Committed to Victory: The Kentucky Home Front During World War II. By Richard E. Holl. (2015. Pp. 396. $45.00. Hardcover. Lexington: University Press of Kentucky. 663 South Limestone Street, Lexington KY 40508-4008. www.kentuckypress.com) ISBN: 978-0-8131-6563-9.
Often when we think of World War II, we think of those serving on the front line—the experience of the soldier on European soil or in the Pacific. Richard E. Holl’s Committed to Victory: The Kentucky Home Front during World War II offers readers the first comprehensive account of the war effort by those at home in Kentucky. This is a meticulously researched study of World War II’s effects on Kentucky’s economy, politics and social landscape.
The scope of this book’s narrative is inclusive of national information but has a regional focus that is highlighted by individual stories uncovered through Holl’s painstaking research! It is the first published examination of life on the home front in Kentucky. Holl has created a rich portrait of how Kentuckians kept the home fires burning during the War.
Holl looks deeply into the role of women and the wartime experiences of African Americans at the time. He then demonstrates how the changes imposed during this time forever altered the course of Civil Rights in the United States. Holl also communicates both positive and negative aspects of the war effort. Discrimination, conflicts, and the strain of war are present and descriptively recounted to give a full account of life in the Commonwealth at the time.
This is a great example of how archival material can be used to create a portrait of daily life. Much of Holl’s research was conducted at the Kentucky Historical Society. Not only does Holl reference articles from The Register of the Kentucky Historical Society, he used materials found in several of the collections held KHS. Most notably, he used information from The Louisville Civil Defense Records (1942-1947), The Kenneth G. Maddox Papers, The Kentucky Oral History Commission Collection, and the Chescheir Family Papers.
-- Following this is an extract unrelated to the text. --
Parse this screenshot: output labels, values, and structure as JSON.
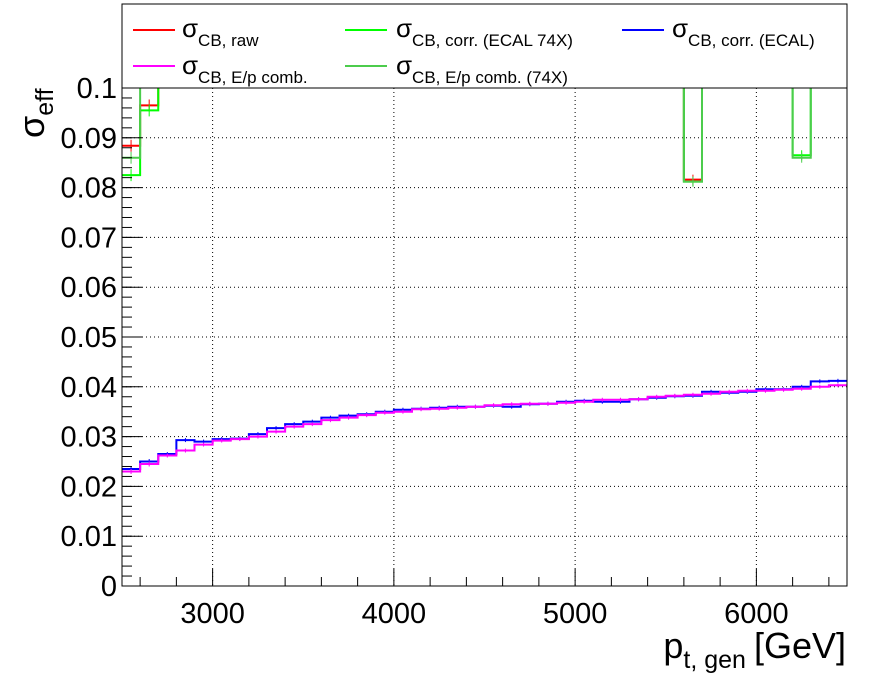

One such story of note to mention would be the story of Rose Will Monroe. Holl details how Hollywood actor Walter Pidgeon recruited Pulaski County native, Rose Will Monroe, to be featured as the real life Rosie the Riveter in a series of films made to sell war bonds.
From a genealogical perspective, Holl does feature the efforts of other local individuals during the War, but also brings context to the activities of those left at home. During the War, many factories, and infrastructure components were altered to provide for the war effort. Holl details some of these changes, thereby shedding some light on how the War impacted occupations and volunteer activities. Beyond the factory alterations, agriculture in Kentucky was naturally impacted a great deal. As the farmers strove to produce as much food as possible for the soldiers, so anyone with a patch of land grew their own food in the form of Victory Gardens to relieve the pressure of feeding the masses left at home. Did your family have a Victory Garden?
As a result of war, migration is also an expected outcome. Holl demonstrates that WWII was no different in this regard. When attempting to track the movements of our ancestors before, during, and after this world event, this book will provide clues as to what might have motivated your ancestor to make a move, and in what areas large numbers of citizens were settling. Holl also weighs in on how this changed everyone. No one was exempt from the effects of the War, and despite most of the battles taking place far from American soil, the impact on families and society in general was significant.
This book is highly recommended for those who are looking for a well written depiction of life in the Bluegrass during World War II or those looking to understand the politics that influenced the experience of Kentuckians during the era.
Reviewed by: Carey Gough, KHS Library Technician
free sample just need to mind that the that nothing will betray.